Impressive alt-country telling of a mother’s death and the subsequent healing.
‘Thin Places’ is an unusual album in that it is nearly all concerned with one event, the death of Jason Hawk Harris’ mother, and its aftermath; it is hard to think of anything similar. It was written at a traumatic time for Harris where, in addition to the death, his father had been made bankrupt, his touring van stolen and then destroyed and he was in debt from making his first album ‘Love & The Dark’. If this all wasn’t enough, the pandemic had struck and Harris could not tour and so could not make the money to pay off debts. However, it gave him “a thin place” where he had the time to come to terms with the death and also to create this album, hence the title given to it.
Musically, there are echoes of Ryan Adams, Jason Isbell and Justin Townes Earle but with more country flavour with many songs driven along wonderfully by steel guitar. Harris’ classical music background can be heard in the strings on some songs which sound good even though the notes and melodies are not always like your typical country fiddle. His arrangements at times also seem more original and complex than much americana.
The music, often lively and catchy, might seem to be at odds with the serious lyrics but somehow the juxtaposition is fine. ‘Shine a Little Light’, which is swinging honky-tonk with piano that you could line dance to, details his drinking and looking for fights in the days after the funeral. ‘Roll’ has an anthemic chorus that belies the hurt in the lyrics “I ain’t seen your tombstone yet/It’s too soon, man I can’t do that”. Country music often has lyrics that are sentimental, maudlin or self-pitying but there is none of that here; Harris gives an honest, clear and realistic account of events and his feelings.

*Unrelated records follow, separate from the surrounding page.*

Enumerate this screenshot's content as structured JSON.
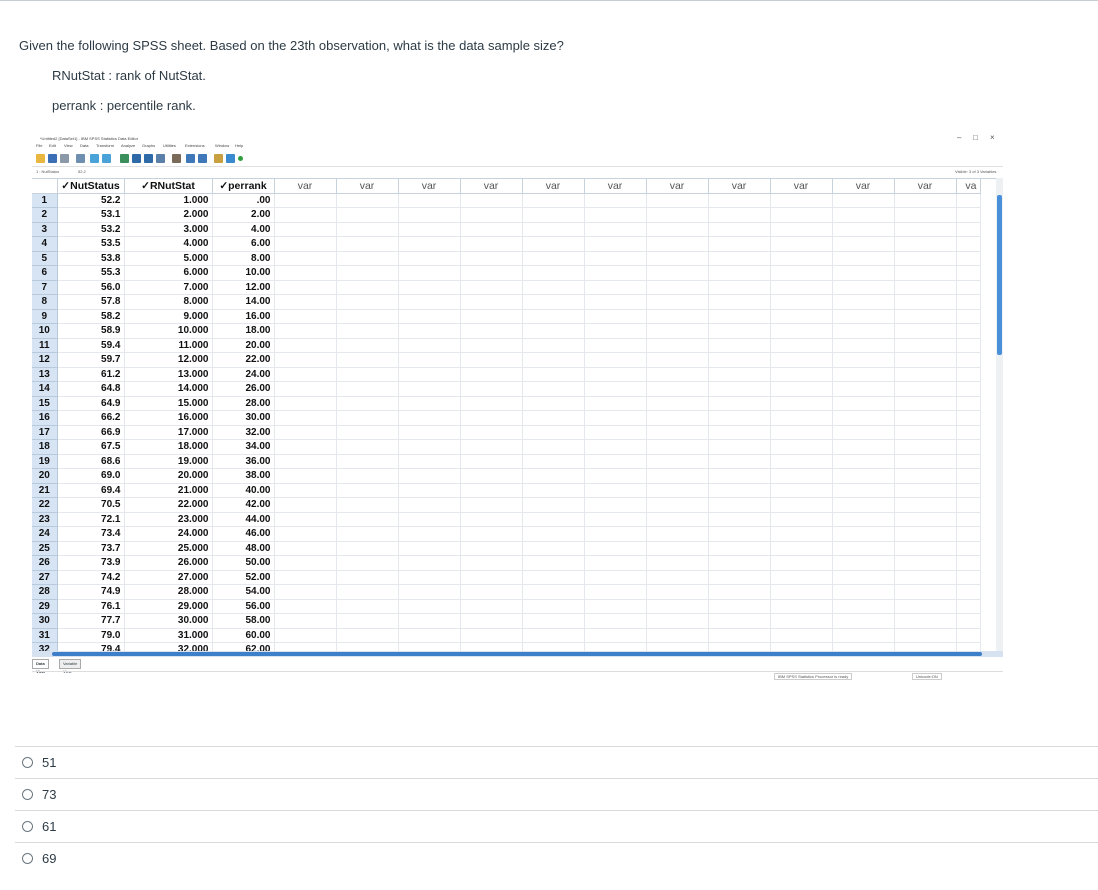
{
  "question": {
    "text": "Given the following SPSS sheet. Based on the 23th observation, what is the data sample size?",
    "definitions": [
      "RNutStat : rank of NutStat.",
      "perrank : percentile rank."
    ]
  },
  "spss": {
    "window_title": "*Untitled2 [DataSet1] - IBM SPSS Statistics Data Editor",
    "window_controls": [
      "–",
      "□",
      "×"
    ],
    "menu": [
      "File",
      "Edit",
      "View",
      "Data",
      "Transform",
      "Analyze",
      "Graphs",
      "Utilities",
      "Extensions",
      "Window",
      "Help"
    ],
    "cell_ref": "1 : NutStatus",
    "cell_value": "52.2",
    "visible_label": "Visible: 3 of 3 Variables",
    "columns": [
      "NutStatus",
      "RNutStat",
      "perrank"
    ],
    "var_label": "var",
    "var_truncated": "va",
    "rows": [
      [
        "1",
        "52.2",
        "1.000",
        ".00"
      ],
      [
        "2",
        "53.1",
        "2.000",
        "2.00"
      ],
      [
        "3",
        "53.2",
        "3.000",
        "4.00"
      ],
      [
        "4",
        "53.5",
        "4.000",
        "6.00"
      ],
      [
        "5",
        "53.8",
        "5.000",
        "8.00"
      ],
      [
        "6",
        "55.3",
        "6.000",
        "10.00"
      ],
      [
        "7",
        "56.0",
        "7.000",
        "12.00"
      ],
      [
        "8",
        "57.8",
        "8.000",
        "14.00"
      ],
      [
        "9",
        "58.2",
        "9.000",
        "16.00"
      ],
      [
        "10",
        "58.9",
        "10.000",
        "18.00"
      ],
      [
        "11",
        "59.4",
        "11.000",
        "20.00"
      ],
      [
        "12",
        "59.7",
        "12.000",
        "22.00"
      ],
      [
        "13",
        "61.2",
        "13.000",
        "24.00"
      ],
      [
        "14",
        "64.8",
        "14.000",
        "26.00"
      ],
      [
        "15",
        "64.9",
        "15.000",
        "28.00"
      ],
      [
        "16",
        "66.2",
        "16.000",
        "30.00"
      ],
      [
        "17",
        "66.9",
        "17.000",
        "32.00"
      ],
      [
        "18",
        "67.5",
        "18.000",
        "34.00"
      ],
      [
        "19",
        "68.6",
        "19.000",
        "36.00"
      ],
      [
        "20",
        "69.0",
        "20.000",
        "38.00"
      ],
      [
        "21",
        "69.4",
        "21.000",
        "40.00"
      ],
      [
        "22",
        "70.5",
        "22.000",
        "42.00"
      ],
      [
        "23",
        "72.1",
        "23.000",
        "44.00"
      ],
      [
        "24",
        "73.4",
        "24.000",
        "46.00"
      ],
      [
        "25",
        "73.7",
        "25.000",
        "48.00"
      ],
      [
        "26",
        "73.9",
        "26.000",
        "50.00"
      ],
      [
        "27",
        "74.2",
        "27.000",
        "52.00"
      ],
      [
        "28",
        "74.9",
        "28.000",
        "54.00"
      ],
      [
        "29",
        "76.1",
        "29.000",
        "56.00"
      ],
      [
        "30",
        "77.7",
        "30.000",
        "58.00"
      ],
      [
        "31",
        "79.0",
        "31.000",
        "60.00"
      ],
      [
        "32",
        "79.4",
        "32.000",
        "62.00"
      ]
    ],
    "tabs": [
      "Data View",
      "Variable View"
    ],
    "status": [
      "IBM SPSS Statistics Processor is ready",
      "Unicode:ON"
    ]
  },
  "options": [
    "51",
    "73",
    "61",
    "69"
  ]
}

The album starts with the single ‘Jordan And the Nile’ which has a slightly religious, hymn-like feel, where the death is introduced: “I’m half an orphan since she went that way”. It is followed by the excellent ‘Bring Out The Lilies’ where Harris feels a disconnect with the others at his mother’s funeral: “Feels like everyone’s smiling and singing and praising too soon”. In ‘The Abyss’ Harris recalls his mother in the ICU and the despair at reading her diaries, which suggest that she was abused as a girl. However, it ends with a dream where his mother speaks and smiles at him, helping him to move on. The next two tracks ‘I’m Getting By’ and ‘So Damn Good’ then talk of his healing, helped by his partner, and give a positive slant to the album.

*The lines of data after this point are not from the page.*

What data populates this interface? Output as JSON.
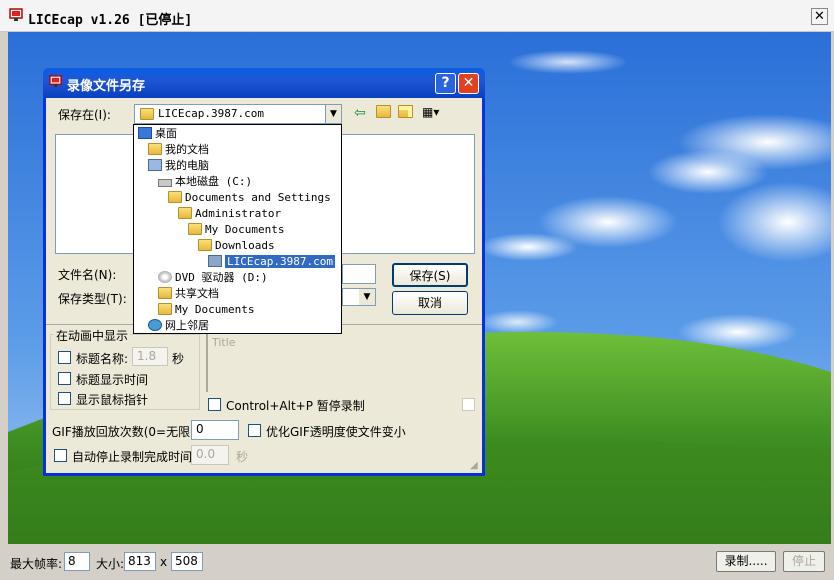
{
  "app": {
    "title": "LICEcap v1.26 [已停止]",
    "close_glyph": "✕"
  },
  "status_bar": {
    "max_fps_label": "最大帧率:",
    "max_fps_value": "8",
    "size_label": "大小:",
    "width": "813",
    "x_sep": "x",
    "height": "508",
    "record_button": "录制.....",
    "stop_button": "停止"
  },
  "dialog": {
    "title": "录像文件另存",
    "help_glyph": "?",
    "close_glyph": "✕",
    "save_in_label": "保存在(I):",
    "save_in_value": "LICEcap.3987.com",
    "filename_label": "文件名(N):",
    "filetype_label": "保存类型(T):",
    "save_button": "保存(S)",
    "cancel_button": "取消",
    "group_label": "在动画中显示",
    "title_name_label": "标题名称:",
    "title_name_value": "1.8",
    "seconds_unit": "秒",
    "show_title_time_label": "标题显示时间",
    "show_cursor_label": "显示鼠标指针",
    "title_placeholder": "Title",
    "ctrl_alt_p_label": "Control+Alt+P 暂停录制",
    "gif_repeat_label": "GIF播放回放次数(0=无限):",
    "gif_repeat_value": "0",
    "optimize_gif_label": "优化GIF透明度使文件变小",
    "auto_stop_label": "自动停止录制完成时间",
    "auto_stop_value": "0.0",
    "auto_stop_unit": "秒"
  },
  "dropdown": {
    "items": [
      {
        "label": "桌面",
        "icon": "desktop-icon"
      },
      {
        "label": "我的文档",
        "icon": "my-documents-icon"
      },
      {
        "label": "我的电脑",
        "icon": "my-computer-icon"
      },
      {
        "label": "本地磁盘 (C:)",
        "icon": "local-disk-icon"
      },
      {
        "label": "Documents and Settings",
        "icon": "folder-icon"
      },
      {
        "label": "Administrator",
        "icon": "folder-icon"
      },
      {
        "label": "My Documents",
        "icon": "folder-icon"
      },
      {
        "label": "Downloads",
        "icon": "folder-icon"
      },
      {
        "label": "LICEcap.3987.com",
        "icon": "folder-icon"
      },
      {
        "label": "DVD 驱动器 (D:)",
        "icon": "dvd-drive-icon"
      },
      {
        "label": "共享文档",
        "icon": "folder-icon"
      },
      {
        "label": "My Documents",
        "icon": "folder-icon"
      },
      {
        "label": "网上邻居",
        "icon": "network-icon"
      }
    ]
  },
  "colors": {
    "sky": "#3f82dd",
    "grass": "#4a9a2a",
    "title_blue": "#0831d9",
    "selection": "#316ac5"
  }
}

Warren Zevon’s ‘Keep Me In Your Heart For A While’ is given a much lusher musical arrangement than the original; this works well even if the song doesn’t quite fit lyrically with the rest of the album. ‘White Berets’, with its dream-like lyrics, finishes off the album and mentions the River Jordan to link to the first track.
The strong lyrics and excellent music make this one of the albums of the year. It is no surprise that he has many loyal fans who responded within days when he crowdfunded to get the money to make it.